Here are some more articles on tying and the Psystar Case that present a more balanced view than Matticus' ramblings:
http://en.wikipedia.org/wiki/Tying_(commerce)
Yes, let's look at that. "
It is often illegal when the products are not naturally related". That's correct--and a presumption Psystar has to overcome by separating the markets. But when they do so, the relationship of the software no longer applies to the hardware. See above, with the ongoing ignorance that is the "OS X hardware market" debacle.
"Tying is related to Freebie marketing [...] a common (and legal) method of giving away (or selling at a substantial discount) one item to ensure a continual flow of sales of another related item."
"More recently, the Court has eliminated any presumption of market power based solely on the fact that the tying product is patented or copyrighted"
"Success on a tying claim typically requires proof of four elements:" It's actually five, as I outlined above, in the case of vertical non-price allegations.
Wikipedia is not exactly correct, but it's basically on track, and it finds no disagreement whatsoever with anything I've said.
Balanced News on the Psystar legal Case:
None of those news articles presents a complete analysis, and each one fully admits that Psystar's only hope is, as I've already said, in convincing an asleep-at-the-wheel judge either that Apple has market power in the desktop space (basically impossible) or that Mac hardware is somehow "different"--without collapsing back into a single market.

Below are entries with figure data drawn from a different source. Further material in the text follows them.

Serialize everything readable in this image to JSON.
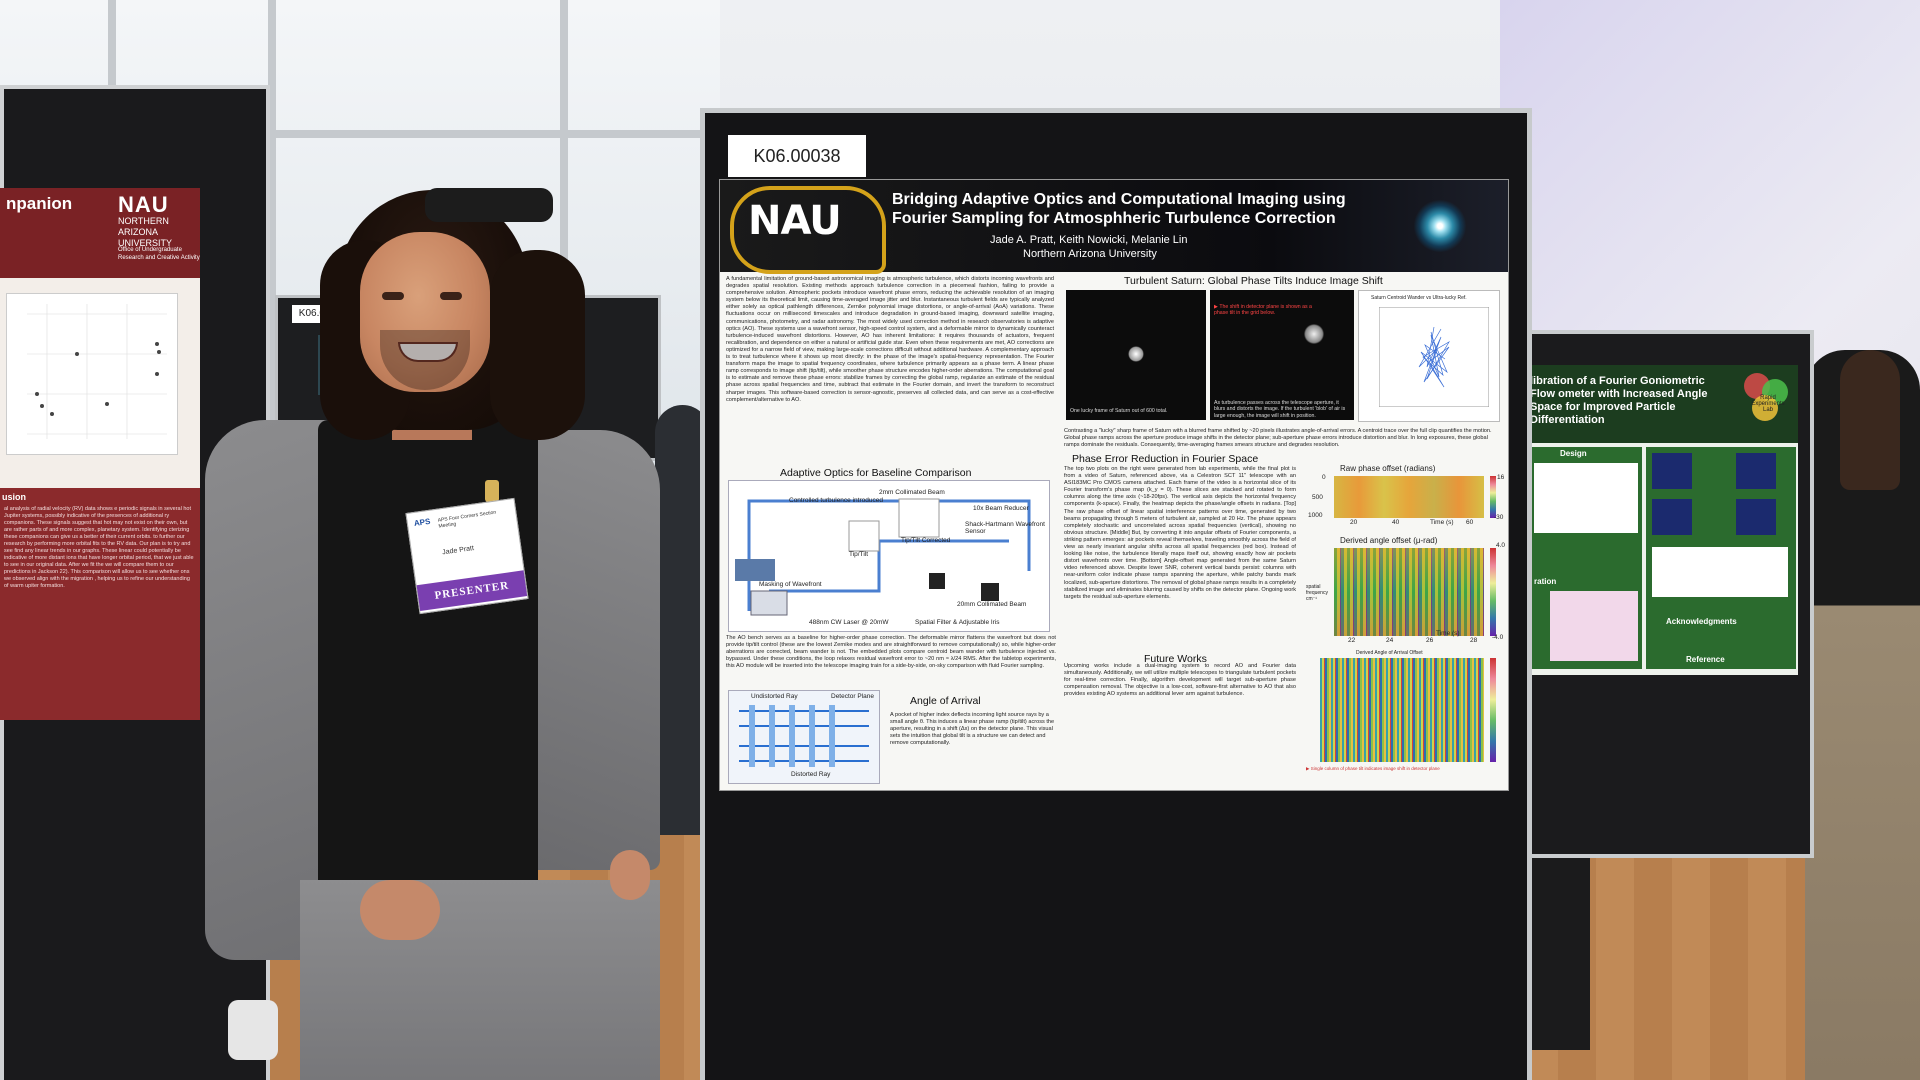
{
  "left_poster": {
    "title_fragment": "npanion",
    "logo": "NAU",
    "logo_sub": "NORTHERN ARIZONA UNIVERSITY",
    "office": "Office of Undergraduate Research and Creative Activity",
    "section_title": "usion",
    "body": "al analysis of radial velocity (RV) data shows e periodic signals in several hot Jupiter systems, possibly indicative of the presences of additional ry companions. These signals suggest that hot may not exist on their own, but are rather parts of and more complex, planetary system. Identifying cterizing these companions can give us a better of their current orbits. to further our research by performing more orbital fits to the RV data. Our plan is to try and see find any linear trends in our graphs. These linear could potentially be indicative of more distant ions that have longer orbital period, that we just able to see in our original data. After we fit the we will compare them to our predictions in Jackson 22). This comparison will allow us to see whether ons we observed align with the migration , helping us to refine our understanding of warm upiter formation."
  },
  "mid_tag": "K06.00054",
  "right_poster": {
    "title": "libration of a Fourier Goniometric Flow ometer with Increased Angle Space for Improved Particle Differentiation",
    "logo_text": "Rapid Experiments Lab",
    "design_label": "Design",
    "ack_label": "Acknowledgments",
    "ref_label": "Reference",
    "iteration_label": "ration"
  },
  "main": {
    "tag": "K06.00038",
    "logo": "NAU",
    "title": "Bridging Adaptive Optics and Computational Imaging using Fourier Sampling for Atmosphheric Turbulence Correction",
    "authors": "Jade A. Pratt, Keith Nowicki, Melanie Lin",
    "university": "Northern Arizona University",
    "intro": "A fundamental limitation of ground-based astronomical imaging is atmospheric turbulence, which distorts incoming wavefronts and degrades spatial resolution. Existing methods approach turbulence correction in a piecemeal fashion, failing to provide a comprehensive solution. Atmospheric pockets introduce wavefront phase errors, reducing the achievable resolution of an imaging system below its theoretical limit, causing time-averaged image jitter and blur. Instantaneous turbulent fields are typically analyzed either solely as optical pathlength differences, Zernike polynomial image distortions, or angle-of-arrival (AoA) variations. These fluctuations occur on millisecond timescales and introduce degradation in ground-based imaging, downward satellite imaging, communications, photometry, and radar astronomy. The most widely used correction method in research observatories is adaptive optics (AO). These systems use a wavefront sensor, high-speed control system, and a deformable mirror to dynamically counteract turbulence-induced wavefront distortions. However, AO has inherent limitations: it requires thousands of actuators, frequent recalibration, and dependence on either a natural or artificial guide star. Even when these requirements are met, AO corrections are optimized for a narrow field of view, making large-scale corrections difficult without additional hardware. A complementary approach is to treat turbulence where it shows up most directly: in the phase of the image's spatial-frequency representation. The Fourier transform maps the image to spatial frequency coordinates, where turbulence primarily appears as a phase term. A linear phase ramp corresponds to image shift (tip/tilt), while smoother phase structure encodes higher-order aberrations. The computational goal is to estimate and remove these phase errors: stabilize frames by correcting the global ramp, regularize an estimate of the residual phase across spatial frequencies and time, subtract that estimate in the Fourier domain, and invert the transform to reconstruct sharper images. This software-based correction is sensor-agnostic, preserves all collected data, and can serve as a cost-effective complement/alternative to AO.",
    "ao_heading": "Adaptive Optics for Baseline Comparison",
    "ao_fig_labels": [
      "Controlled turbulence introduced",
      "2mm Collimated Beam",
      "Tip/Tilt",
      "Tip/Tilt Corrected",
      "Shack-Hartmann Wavefront Sensor",
      "10x Beam Reducer",
      "No Turbulence",
      "Turbulence",
      "CMOS Cam 1",
      "CMOS Cam 2",
      "Beam Splitter",
      "Unpolarized BS",
      "488nm CW Laser @ 20mW",
      "ND Filter (OD1)",
      "Spatial Filter & Adjustable Iris",
      "20mm Collimated Beam",
      "AO-Actuator Deformable Mirror",
      "Masking of Wavefront"
    ],
    "ao_text": "The AO bench serves as a baseline for higher-order phase correction. The deformable mirror flattens the wavefront but does not provide tip/tilt control (these are the lowest Zernike modes and are straightforward to remove computationally) so, while higher-order aberrations are corrected, beam wander is not. The embedded plots compare centroid beam wander with turbulence injected vs. bypassed. Under these conditions, the loop relaxes residual wavefront error to ~20 nm ≈ λ/24 RMS. After the tabletop experiments, this AO module will be inserted into the telescope imaging train for a side-by-side, on-sky comparison with fluid Fourier sampling.",
    "aoa_heading": "Angle of Arrival",
    "aoa_fig_labels": [
      "Undistorted Ray",
      "Detector Plane",
      "Image of an AoA System",
      "Distorted Ray",
      "Input Beam"
    ],
    "aoa_text": "A pocket of higher index deflects incoming light source rays by a small angle θ. This induces a linear phase ramp (tip/tilt) across the aperture, resulting in a shift (Δx) on the detector plane. This visual sets the intuition that global tilt is a structure we can detect and remove computationally.",
    "saturn_heading": "Turbulent Saturn: Global Phase Tilts Induce Image Shift",
    "saturn_cap1": "One lucky frame of Saturn out of 600 total.",
    "saturn_cap2_top": "▶ The shift in detector plane is shown as a phase tilt in the grid below.",
    "saturn_cap2": "As turbulence passes across the telescope aperture, it blurs and distorts the image. If the turbulent 'blob' of air is large enough, the image will shift in position.",
    "saturn_plot_title": "Saturn Centroid Wander vs Ultra-lucky Ref.",
    "saturn_text": "Contrasting a \"lucky\" sharp frame of Saturn with a blurred frame shifted by ~20 pixels illustrates angle-of-arrival errors. A centroid trace over the full clip quantifies the motion. Global phase ramps across the aperture produce image shifts in the detector plane; sub-aperture phase errors introduce distortion and blur. In long exposures, these global ramps dominate the residuals. Consequently, time-averaging frames smears structure and degrades resolution.",
    "fourier_heading": "Phase Error Reduction in Fourier Space",
    "fourier_text": "The top two plots on the right were generated from lab experiments, while the final plot is from a video of Saturn, referenced above, via a Celestron SCT 11\" telescope with an ASI183MC Pro CMOS camera attached. Each frame of the video is a horizontal slice of its Fourier transform's phase map (k_y = 0). These slices are stacked and rotated to form columns along the time axis (~18-20fps). The vertical axis depicts the horizontal frequency components (k-space). Finally, the heatmap depicts the phase/angle offsets in radians. [Top] The raw phase offset of linear spatial interference patterns over time, generated by two beams propagating through 5 meters of turbulent air, sampled at 20 Hz. The phase appears completely stochastic and uncorrelated across spatial frequencies (vertical), showing no obvious structure. [Middle] But, by converting it into angular offsets of Fourier components, a striking pattern emerges: air pockets reveal themselves, traveling smoothly across the field of view as nearly invariant angular shifts across all spatial frequencies (red box). Instead of looking like noise, the turbulence literally maps itself out, showing exactly how air pockets distort wavefronts over time. [Bottom] Angle-offset map generated from the same Saturn video referenced above. Despite lower SNR, coherent vertical bands persist: columns with near-uniform color indicate phase ramps spanning the aperture, while patchy bands mark localized, sub-aperture distortions. The removal of global phase ramps results in a completely stabilized image and eliminates blurring caused by shifts on the detector plane. Ongoing work targets the residual sub-aperture elements.",
    "future_heading": "Future Works",
    "future_text": "Upcoming works include a dual-imaging system to record AO and Fourier data simultaneously. Additionally, we will utilize multiple telescopes to triangulate turbulent pockets for real-time correction. Finally, algorithm development will target sub-aperture phase compensation removal. The objective is a low-cost, software-first alternative to AO that also provides existing AO systems an additional lever arm against turbulence.",
    "plot1": {
      "title": "Raw phase offset (radians)",
      "ylabel": "cm⁻¹",
      "xlabel": "Time (s)",
      "yticks": [
        "0",
        "500",
        "1000"
      ],
      "xticks": [
        "20",
        "40",
        "60"
      ],
      "cbar": [
        "16",
        "-30"
      ]
    },
    "plot2": {
      "title": "Derived angle offset (μ-rad)",
      "ylabel": "spatial frequency cm⁻¹",
      "xlabel": "Time (s)",
      "yticks": [
        "0",
        "200",
        "500",
        "1000"
      ],
      "xticks": [
        "22",
        "24",
        "26",
        "28"
      ],
      "cbar": [
        "4.0",
        "-4.0"
      ]
    },
    "plot3": {
      "title": "Derived Angle of Arrival Offset",
      "note": "▶ Single column of phase tilt indicates image shift in detector plane"
    }
  },
  "person": {
    "badge_org": "APS",
    "badge_event": "APS Four Corners Section Meeting",
    "badge_name": "Jade Pratt",
    "badge_ribbon": "PRESENTER"
  }
}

Indeed, all of them talk about how unlikely a Psystar victory is. One of them even ends with: "My guess is the company would sooner kill retail sales of OS X and manage upgrades through iTunes, than allow it to be run on inferior machines over whose quality it has no control." Another says: "systar is unlikely to survive no matter the outcome".
These are
your links, for crying out loud.
What are you arguing from, Matticus? You ignore the law. You ignore the facts of the case. You refuse to look at any of the evidence and you declare the trial over before it has even begun.
No. Quite clearly, the facts have been in discussion for pages now. You've presented nothing which contradicts my explanation of the law, and your "favorable" sources even agree with me.
While Psystar is guilty of violating Apple's Eula, that Eula is clearly null and void due to its anti-trust nature
Declaring the trial over before it's begun much? Here's the thing you don't understand: innocent until proven guilty applies in unfair competition as well. The burden of proof lies with the affirmative--and you've made no case whatsoever except wishes and ponies and conclusory statements. The law does not provide much for Psystar, and Apple enjoys the benefit of the status quo.
When you've read and understood the Wikipedia article, let alone the DOJ article, maybe you'll start making some informed comments. Until then, you continue to waste time and space.